The legally elected PM (a Dr. Massadegh - TIME's Man of the Year in '51) broke the back of the UK's sweetheart oil deal. The UK sued in the Hague and lost. Within two years MI6 and the CIA orchestrated the coup and put Reza in charge. That lasted only two days before the people of Iran chased him out. The CIA used the Army to put him back in. After thirty years of the Shah (and SAVAK) the people of Iran threw him out again.
Certain folks here like to paint the Reza years as a progressive utopia and place the blame for the revolution squarely on US shoulders. I've yet to read of any revolution, in any country, at any time in history that was executed by a populace that was content, respected, safe and hopeful.
The folks who want to bring the Reza "dynasty" back to power remind me of the elements in the Bay of Pigs who were holdovers from Batista's regime. Iran threw the shah out, I don't want to see one drop of US blood spilt to put his son back in his palace.

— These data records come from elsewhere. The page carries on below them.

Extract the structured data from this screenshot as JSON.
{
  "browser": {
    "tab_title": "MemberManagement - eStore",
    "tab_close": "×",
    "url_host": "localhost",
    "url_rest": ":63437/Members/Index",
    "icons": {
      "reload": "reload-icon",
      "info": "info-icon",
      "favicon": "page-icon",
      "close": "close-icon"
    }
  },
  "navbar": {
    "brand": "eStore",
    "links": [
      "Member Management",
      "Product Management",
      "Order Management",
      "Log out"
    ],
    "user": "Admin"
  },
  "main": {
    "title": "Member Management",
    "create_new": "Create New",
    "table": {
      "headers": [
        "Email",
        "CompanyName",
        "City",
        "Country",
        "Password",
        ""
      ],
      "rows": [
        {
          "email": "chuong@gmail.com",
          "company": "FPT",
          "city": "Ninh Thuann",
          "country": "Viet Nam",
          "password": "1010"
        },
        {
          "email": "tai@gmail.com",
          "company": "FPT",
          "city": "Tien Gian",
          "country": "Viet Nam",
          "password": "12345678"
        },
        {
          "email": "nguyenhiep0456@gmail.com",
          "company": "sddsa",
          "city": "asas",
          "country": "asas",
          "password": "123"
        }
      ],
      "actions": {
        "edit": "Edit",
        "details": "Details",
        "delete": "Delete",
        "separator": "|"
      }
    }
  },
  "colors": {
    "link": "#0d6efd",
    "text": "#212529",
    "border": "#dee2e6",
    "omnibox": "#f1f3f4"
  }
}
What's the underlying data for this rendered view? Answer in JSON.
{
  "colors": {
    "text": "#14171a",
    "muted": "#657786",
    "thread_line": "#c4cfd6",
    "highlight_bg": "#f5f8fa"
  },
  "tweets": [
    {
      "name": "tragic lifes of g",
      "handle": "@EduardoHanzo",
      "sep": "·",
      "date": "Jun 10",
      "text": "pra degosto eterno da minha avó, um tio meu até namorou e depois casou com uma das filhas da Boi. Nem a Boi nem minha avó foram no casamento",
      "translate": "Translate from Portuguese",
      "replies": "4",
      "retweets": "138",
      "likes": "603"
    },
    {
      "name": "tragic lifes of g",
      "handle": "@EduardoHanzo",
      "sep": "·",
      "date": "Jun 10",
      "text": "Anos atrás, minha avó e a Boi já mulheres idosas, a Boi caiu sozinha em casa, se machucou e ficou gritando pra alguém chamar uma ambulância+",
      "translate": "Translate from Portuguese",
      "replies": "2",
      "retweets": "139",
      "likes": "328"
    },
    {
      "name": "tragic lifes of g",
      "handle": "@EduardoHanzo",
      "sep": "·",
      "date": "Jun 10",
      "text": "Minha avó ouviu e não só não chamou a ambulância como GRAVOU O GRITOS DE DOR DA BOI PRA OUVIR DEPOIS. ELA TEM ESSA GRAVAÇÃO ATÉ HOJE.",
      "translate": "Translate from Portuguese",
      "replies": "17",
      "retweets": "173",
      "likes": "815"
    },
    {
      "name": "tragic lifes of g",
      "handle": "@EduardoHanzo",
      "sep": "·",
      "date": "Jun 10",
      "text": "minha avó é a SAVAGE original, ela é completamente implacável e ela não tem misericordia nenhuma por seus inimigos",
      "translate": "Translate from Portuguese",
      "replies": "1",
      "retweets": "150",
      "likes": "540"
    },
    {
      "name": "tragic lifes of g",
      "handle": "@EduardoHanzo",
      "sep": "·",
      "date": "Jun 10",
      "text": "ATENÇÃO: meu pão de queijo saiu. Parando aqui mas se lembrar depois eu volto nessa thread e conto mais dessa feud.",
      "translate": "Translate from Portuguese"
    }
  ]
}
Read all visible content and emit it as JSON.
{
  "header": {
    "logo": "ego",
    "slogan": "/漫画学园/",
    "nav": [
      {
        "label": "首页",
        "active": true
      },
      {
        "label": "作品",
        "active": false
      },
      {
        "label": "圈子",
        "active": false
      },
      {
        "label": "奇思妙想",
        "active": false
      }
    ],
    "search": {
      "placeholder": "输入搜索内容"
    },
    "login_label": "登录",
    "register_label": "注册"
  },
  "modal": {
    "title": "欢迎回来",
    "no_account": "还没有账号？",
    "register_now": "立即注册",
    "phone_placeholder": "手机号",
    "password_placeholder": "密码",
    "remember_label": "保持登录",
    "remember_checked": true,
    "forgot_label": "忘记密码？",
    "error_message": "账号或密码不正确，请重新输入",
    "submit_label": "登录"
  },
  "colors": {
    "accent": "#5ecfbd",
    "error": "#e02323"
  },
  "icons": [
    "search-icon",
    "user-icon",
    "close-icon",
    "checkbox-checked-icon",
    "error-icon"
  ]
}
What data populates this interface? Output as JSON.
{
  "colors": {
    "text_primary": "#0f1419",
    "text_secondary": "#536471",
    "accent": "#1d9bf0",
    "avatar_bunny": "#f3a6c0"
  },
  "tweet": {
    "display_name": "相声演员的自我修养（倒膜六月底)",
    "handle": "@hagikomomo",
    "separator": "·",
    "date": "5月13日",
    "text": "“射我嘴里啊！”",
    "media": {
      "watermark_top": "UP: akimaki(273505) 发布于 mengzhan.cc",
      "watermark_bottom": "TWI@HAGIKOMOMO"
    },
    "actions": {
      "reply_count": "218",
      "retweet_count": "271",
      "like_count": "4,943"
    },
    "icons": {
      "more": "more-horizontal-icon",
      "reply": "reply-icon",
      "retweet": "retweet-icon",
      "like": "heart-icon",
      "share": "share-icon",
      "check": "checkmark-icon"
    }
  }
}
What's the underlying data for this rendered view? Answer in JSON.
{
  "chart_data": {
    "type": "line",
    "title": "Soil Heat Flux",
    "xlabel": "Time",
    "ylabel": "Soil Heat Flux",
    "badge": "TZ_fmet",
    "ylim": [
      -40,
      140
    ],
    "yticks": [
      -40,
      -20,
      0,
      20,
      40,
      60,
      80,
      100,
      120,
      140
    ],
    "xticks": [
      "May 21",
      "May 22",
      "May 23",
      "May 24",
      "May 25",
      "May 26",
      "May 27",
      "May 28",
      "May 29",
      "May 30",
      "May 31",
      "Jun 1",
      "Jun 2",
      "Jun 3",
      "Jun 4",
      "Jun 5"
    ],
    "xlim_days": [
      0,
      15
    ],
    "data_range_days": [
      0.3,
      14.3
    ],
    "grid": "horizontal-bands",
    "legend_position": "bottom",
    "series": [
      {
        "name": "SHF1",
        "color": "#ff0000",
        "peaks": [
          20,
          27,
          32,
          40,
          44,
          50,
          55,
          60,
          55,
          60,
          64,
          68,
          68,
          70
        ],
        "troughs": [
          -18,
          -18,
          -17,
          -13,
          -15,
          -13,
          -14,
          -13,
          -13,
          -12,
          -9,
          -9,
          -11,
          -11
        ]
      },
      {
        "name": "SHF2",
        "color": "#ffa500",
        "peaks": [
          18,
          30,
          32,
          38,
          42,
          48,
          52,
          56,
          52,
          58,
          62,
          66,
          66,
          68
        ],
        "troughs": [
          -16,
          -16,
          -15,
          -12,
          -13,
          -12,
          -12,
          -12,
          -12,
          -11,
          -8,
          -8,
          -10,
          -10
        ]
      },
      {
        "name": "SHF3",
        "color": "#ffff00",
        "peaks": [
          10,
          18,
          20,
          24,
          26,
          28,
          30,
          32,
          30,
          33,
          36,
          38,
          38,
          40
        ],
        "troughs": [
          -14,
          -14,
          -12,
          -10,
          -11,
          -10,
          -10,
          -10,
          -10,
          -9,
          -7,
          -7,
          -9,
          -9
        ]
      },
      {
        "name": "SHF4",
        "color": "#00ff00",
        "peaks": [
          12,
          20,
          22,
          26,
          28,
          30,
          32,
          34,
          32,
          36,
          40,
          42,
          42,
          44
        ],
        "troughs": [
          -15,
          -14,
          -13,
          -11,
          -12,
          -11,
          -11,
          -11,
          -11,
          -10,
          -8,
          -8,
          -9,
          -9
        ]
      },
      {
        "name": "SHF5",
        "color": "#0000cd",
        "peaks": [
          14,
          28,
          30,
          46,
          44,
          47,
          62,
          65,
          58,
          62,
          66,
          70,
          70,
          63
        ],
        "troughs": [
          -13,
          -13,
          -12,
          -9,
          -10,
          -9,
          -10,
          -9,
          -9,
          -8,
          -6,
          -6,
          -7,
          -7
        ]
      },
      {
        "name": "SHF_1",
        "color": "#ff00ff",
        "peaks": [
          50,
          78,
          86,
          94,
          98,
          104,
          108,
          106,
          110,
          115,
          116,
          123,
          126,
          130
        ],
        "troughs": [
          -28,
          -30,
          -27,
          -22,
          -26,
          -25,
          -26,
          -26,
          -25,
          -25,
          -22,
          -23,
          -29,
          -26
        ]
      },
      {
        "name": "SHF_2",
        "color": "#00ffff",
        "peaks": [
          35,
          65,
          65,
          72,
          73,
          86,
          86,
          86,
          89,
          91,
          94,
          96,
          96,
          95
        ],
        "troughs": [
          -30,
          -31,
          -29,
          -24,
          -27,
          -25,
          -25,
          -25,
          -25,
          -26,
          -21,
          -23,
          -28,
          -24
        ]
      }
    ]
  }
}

If Iran has had enough they will make a change, they've done it before.
It's worse than that. The joke in this is the presumption of all ruling dynasties.
The shah is just the successor of the original pahlavi shah, Reza Khan, who was a military officer and minister of war under the last ghajar king, but who led a coup and crowned himself shah. The ghajar dynasty usurped the throne from the zand dynasty, and so on and so forth.
Iran's recent history seems to be nothing more than a series of rulers being imposed and deposed by various outside powers (such as Russia, Britain, and the U.S.) and internal revolts. Add in ambitious religous nutballs, and you have a real mess.